Why deterministic enrichment matters

A research agent can produce hundreds of findings per session. The review interface needs to:

group by source (so you can spot a single domain dominating the list),
filter by status,
sort by recency.

All three are SQL-friendly given a domain column. So the derivation is a tiny python script:

import json, sys
from urllib.parse import urlparse

inputs = json.loads(sys.argv[2])
host = urlparse(inputs.get("url", "") or "").hostname or ""
if host.startswith("www."):
    host = host[4:]
print(host)

targets: [domain]
inputs: [url]
kind: python
script: url_to_domain

Cache hit on every run unless the URL changes. No tokens, no API calls, no flaky tests.

Walking through the sheet

folio validate examples/research-memory
folio materialize examples/research-memory --actor agent:demo

folio query examples/research-memory \
  "SELECT domain, COUNT(*) AS n
     FROM records
    GROUP BY domain
    ORDER BY n DESC"

[{"domain":"world-nuclear.org","n":1},
 {"domain":"iea.org","n":1},
 {"domain":"nature.com","n":1},
 ...]

Open the Viewer:

folio serve examples/research-memory --port 3000 --actor agent:human

Use the Records tab to:

skim findings by query (the column the agent grouped them under),
update status from candidate → verified / rejected,
add notes for findings that need follow-up.

A typical session

Agent runs. The agent writes ~50 findings per query under status: "candidate".
folio materialize fills domain. The python derivation runs for new rows; existing rows cache-hit. Free.
Human reviews. Skim the Viewer. Promote good findings, reject the obviously wrong ones, leave the genuinely uncertain at candidate for a deeper review later.
Next agent run. The agent re-runs against new queries.

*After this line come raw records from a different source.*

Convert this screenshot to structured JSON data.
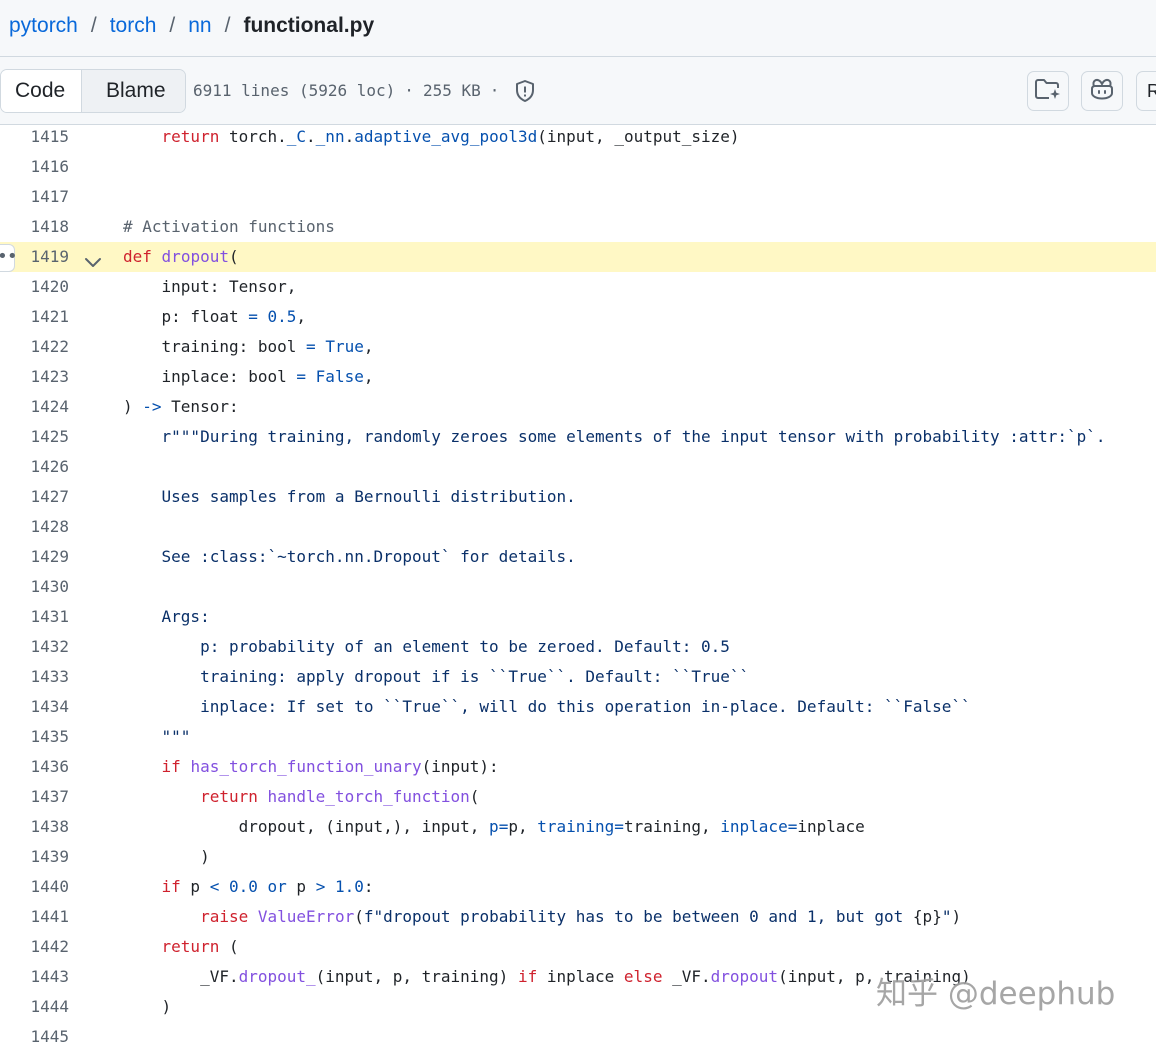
{
  "breadcrumb": {
    "repo": "pytorch",
    "dir1": "torch",
    "dir2": "nn",
    "file": "functional.py",
    "separator": "/"
  },
  "toolbar": {
    "code_tab": "Code",
    "blame_tab": "Blame",
    "line_info": "6911 lines (5926 loc)",
    "size": "255 KB",
    "dot": "·",
    "icons": [
      "shield-icon",
      "file-directory-icon",
      "copilot-icon"
    ],
    "cut_button_label": "R"
  },
  "code_lines": [
    {
      "n": "1415",
      "t": "    <span class='k'>return</span> torch.<span class='n'>_C</span>.<span class='n'>_nn</span>.<span class='n'>adaptive_avg_pool3d</span>(input, _output_size)"
    },
    {
      "n": "1416",
      "t": ""
    },
    {
      "n": "1417",
      "t": ""
    },
    {
      "n": "1418",
      "t": "<span class='c'># Activation functions</span>"
    },
    {
      "n": "1419",
      "t": "<span class='k'>def</span> <span class='f'>dropout</span>("
    },
    {
      "n": "1420",
      "t": "    input: Tensor,"
    },
    {
      "n": "1421",
      "t": "    p: float <span class='o'>=</span> <span class='n'>0.5</span>,"
    },
    {
      "n": "1422",
      "t": "    training: bool <span class='o'>=</span> <span class='n'>True</span>,"
    },
    {
      "n": "1423",
      "t": "    inplace: bool <span class='o'>=</span> <span class='n'>False</span>,"
    },
    {
      "n": "1424",
      "t": ") <span class='o'>-&gt;</span> Tensor:"
    },
    {
      "n": "1425",
      "t": "    <span class='s'>r\"\"\"During training, randomly zeroes some elements of the input tensor with probability :attr:`p`.</span>"
    },
    {
      "n": "1426",
      "t": ""
    },
    {
      "n": "1427",
      "t": "<span class='s'>    Uses samples from a Bernoulli distribution.</span>"
    },
    {
      "n": "1428",
      "t": ""
    },
    {
      "n": "1429",
      "t": "<span class='s'>    See :class:`~torch.nn.Dropout` for details.</span>"
    },
    {
      "n": "1430",
      "t": ""
    },
    {
      "n": "1431",
      "t": "<span class='s'>    Args:</span>"
    },
    {
      "n": "1432",
      "t": "<span class='s'>        p: probability of an element to be zeroed. Default: 0.5</span>"
    },
    {
      "n": "1433",
      "t": "<span class='s'>        training: apply dropout if is ``True``. Default: ``True``</span>"
    },
    {
      "n": "1434",
      "t": "<span class='s'>        inplace: If set to ``True``, will do this operation in-place. Default: ``False``</span>"
    },
    {
      "n": "1435",
      "t": "<span class='s'>    \"\"\"</span>"
    },
    {
      "n": "1436",
      "t": "    <span class='k'>if</span> <span class='f'>has_torch_function_unary</span>(input):"
    },
    {
      "n": "1437",
      "t": "        <span class='k'>return</span> <span class='f'>handle_torch_function</span>("
    },
    {
      "n": "1438",
      "t": "            dropout, (input,), input, <span class='n'>p</span><span class='o'>=</span>p, <span class='n'>training</span><span class='o'>=</span>training, <span class='n'>inplace</span><span class='o'>=</span>inplace"
    },
    {
      "n": "1439",
      "t": "        )"
    },
    {
      "n": "1440",
      "t": "    <span class='k'>if</span> p <span class='o'>&lt;</span> <span class='n'>0.0</span> <span class='o'>or</span> p <span class='o'>&gt;</span> <span class='n'>1.0</span>:"
    },
    {
      "n": "1441",
      "t": "        <span class='k'>raise</span> <span class='f'>ValueError</span>(<span class='s'>f\"dropout probability has to be between 0 and 1, but got </span>{p}<span class='s'>\"</span>)"
    },
    {
      "n": "1442",
      "t": "    <span class='k'>return</span> ("
    },
    {
      "n": "1443",
      "t": "        _VF.<span class='f'>dropout_</span>(input, p, training) <span class='k'>if</span> inplace <span class='k'>else</span> _VF.<span class='f'>dropout</span>(input, p, training)"
    },
    {
      "n": "1444",
      "t": "    )"
    },
    {
      "n": "1445",
      "t": ""
    }
  ],
  "highlighted_line": "1419",
  "watermark": "知乎 @deephub",
  "colors": {
    "link": "#0969da",
    "keyword": "#cf222e",
    "function": "#8250df",
    "string": "#0a3069",
    "constant": "#0550ae",
    "comment": "#59636e",
    "highlight": "#fff8c5"
  }
}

Existing verified and rejected findings are not touched (the agent’s prompt tells it to skip rows it didn’t add).

Extending

Natural additions:

An ai derivation that scores plausibility (relevance_score: number) per finding — a cheap pre-filter before human review.
A second sheet research-projects/ keyed by query, with one row per active research thread, and a cross sheet derivation that pulls the thread’s priority into each finding.